Il s'agit d'un des rares auteurs français de mon Panthéon, ce qui m'attriste et m'interpelle : je ne prétend pas que je serais celui qui portera la S. F. ou la Fantasy française au pinacle, mais au moins je vais essayer, ce qui sera probablement loi d'être suffisant.
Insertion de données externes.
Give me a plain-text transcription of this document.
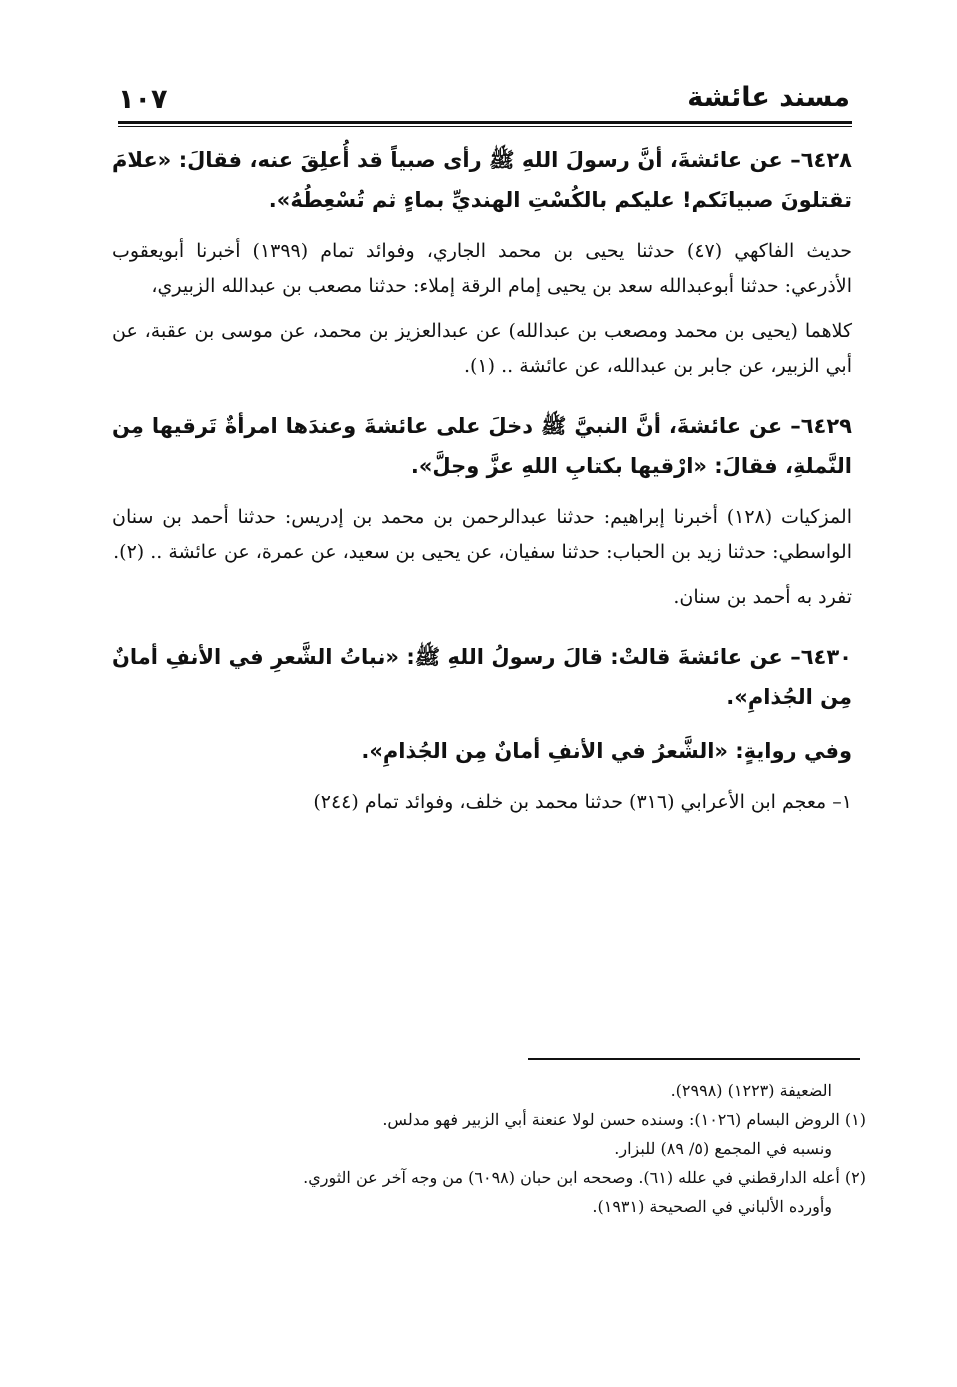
مسند عائشة
١٠٧

٦٤٢٨– عن عائشةَ، أنَّ رسولَ اللهِ ﷺ رأى صبياً قد أُعلِقَ عنه، فقالَ: «علامَ تقتلونَ صبيانَكم! عليكم بالكُسْتِ الهنديِّ بماءٍ ثم تُسْعِطُهُ».

حديث الفاكهي (٤٧) حدثنا يحيى بن محمد الجاري، وفوائد تمام (١٣٩٩) أخبرنا أبويعقوب الأذرعي: حدثنا أبوعبدالله سعد بن يحيى إمام الرقة إملاء: حدثنا مصعب بن عبدالله الزبيري،

كلاهما (يحيى بن محمد ومصعب بن عبدالله) عن عبدالعزيز بن محمد، عن موسى بن عقبة، عن أبي الزبير، عن جابر بن عبدالله، عن عائشة .. (١).

٦٤٢٩– عن عائشةَ، أنَّ النبيَّ ﷺ دخلَ على عائشةَ وعندَها امرأةٌ تَرقيها مِن النَّملةِ، فقالَ: «ارْقيها بكتابِ اللهِ عزَّ وجلَّ».

المزكيات (١٢٨) أخبرنا إبراهيم: حدثنا عبدالرحمن بن محمد بن إدريس: حدثنا أحمد بن سنان الواسطي: حدثنا زيد بن الحباب: حدثنا سفيان، عن يحيى بن سعيد، عن عمرة، عن عائشة .. (٢).

تفرد به أحمد بن سنان.

٦٤٣٠– عن عائشةَ قالتْ: قالَ رسولُ اللهِ ﷺ: «نباتُ الشَّعرِ في الأنفِ أمانٌ مِن الجُذامِ».

وفي روايةٍ: «الشَّعرُ في الأنفِ أمانٌ مِن الجُذامِ».

١– معجم ابن الأعرابي (٣١٦) حدثنا محمد بن خلف، وفوائد تمام (٢٤٤)

الضعيفة (١٢٢٣) (٢٩٩٨).

(١) الروض البسام (١٠٢٦): وسنده حسن لولا عنعنة أبي الزبير فهو مدلس.

ونسبه في المجمع (٥/ ٨٩) للبزار.

(٢) أعله الدارقطني في علله (٦١). وصححه ابن حبان (٦٠٩٨) من وجه آخر عن الثوري.

وأورده الألباني في الصحيحة (١٩٣١).
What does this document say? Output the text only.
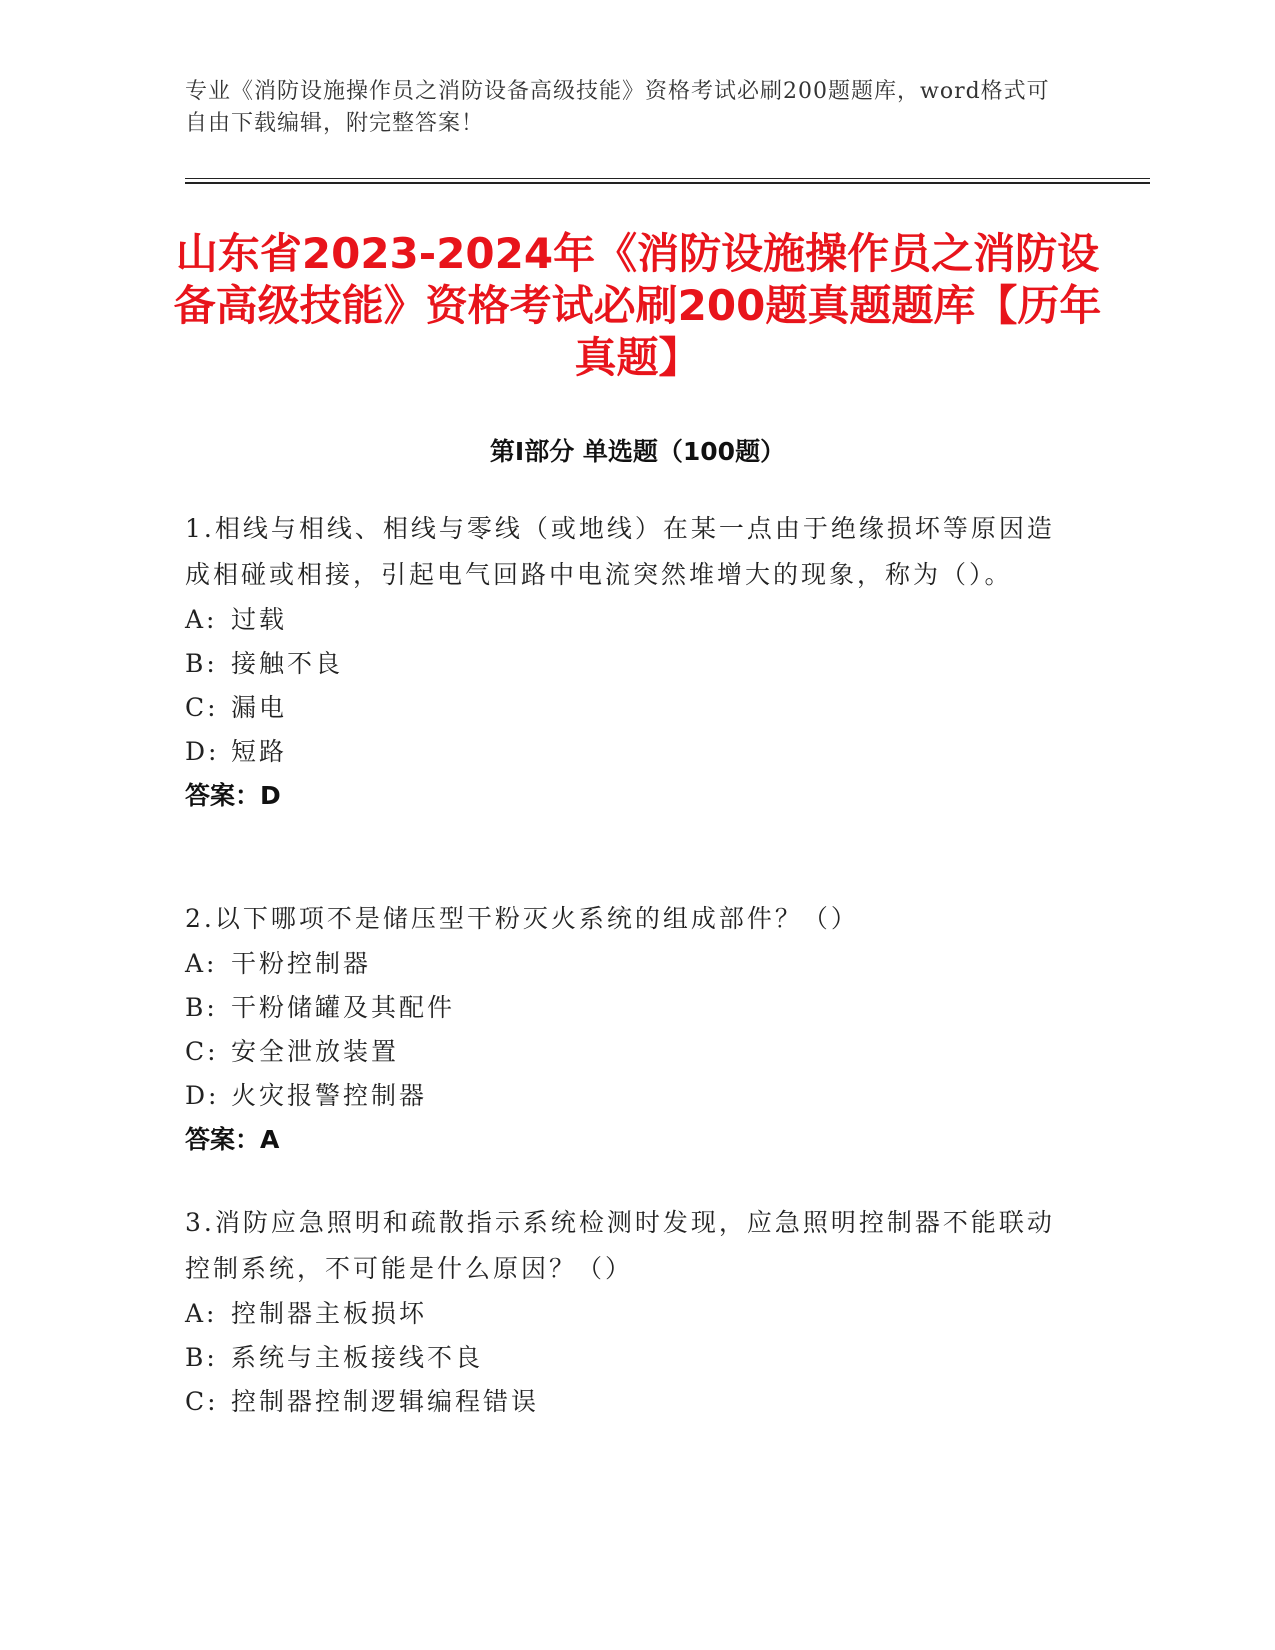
专业《消防设施操作员之消防设备高级技能》资格考试必刷200题题库，word格式可自由下载编辑，附完整答案！
山东省2023-2024年《消防设施操作员之消防设备高级技能》资格考试必刷200题真题题库【历年真题】
第I部分 单选题（100题）
1.相线与相线、相线与零线（或地线）在某一点由于绝缘损坏等原因造成相碰或相接，引起电气回路中电流突然堆增大的现象，称为（）。
A: 过载
B: 接触不良
C: 漏电
D: 短路
答案：D
2.以下哪项不是储压型干粉灭火系统的组成部件？（）
A: 干粉控制器
B: 干粉储罐及其配件
C: 安全泄放装置
D: 火灾报警控制器
答案：A
3.消防应急照明和疏散指示系统检测时发现，应急照明控制器不能联动控制系统，不可能是什么原因？（）
A: 控制器主板损坏
B: 系统与主板接线不良
C: 控制器控制逻辑编程错误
Plusieurs œuvres de Robert Merle m'ont plu ou m'intéressent, au nombre desquels : 

  • Malevil : l'histoire d'une communauté de survivants après une guerre nucléaire (lu) ;
  • La mort est mon métier : l'histoire romancée du commandant du camp d'Auschwitz (lu) ;
  • Un animal doué de raison : une réflexion sur ce qui sépare l'homme de l'animal (à lire) ;

Mais c'est sa série de romans historiques Fortune de France qui m'a captivée. C'est une fresque historique extrêmement bien documentée qui raconte à la fois la vie d'un cadet issu d'une basse noblesse de Province et l'histoire de France sous les rois Henri III, Henri IV et Louis XIII. Outre le souffle souvent épique de cette série, c'est la langue utilisée par Robert Merle qui est remarquable : à la fois lisible et crédible, mêlant savamment vocabulaire médiéval et langue moderne, c'est un régal à lire. C'est l'une des sources de mon projet de roman De Cape et d’Épine, même si  le fond est infiniment moins ambitieux que celui de Fortune de France.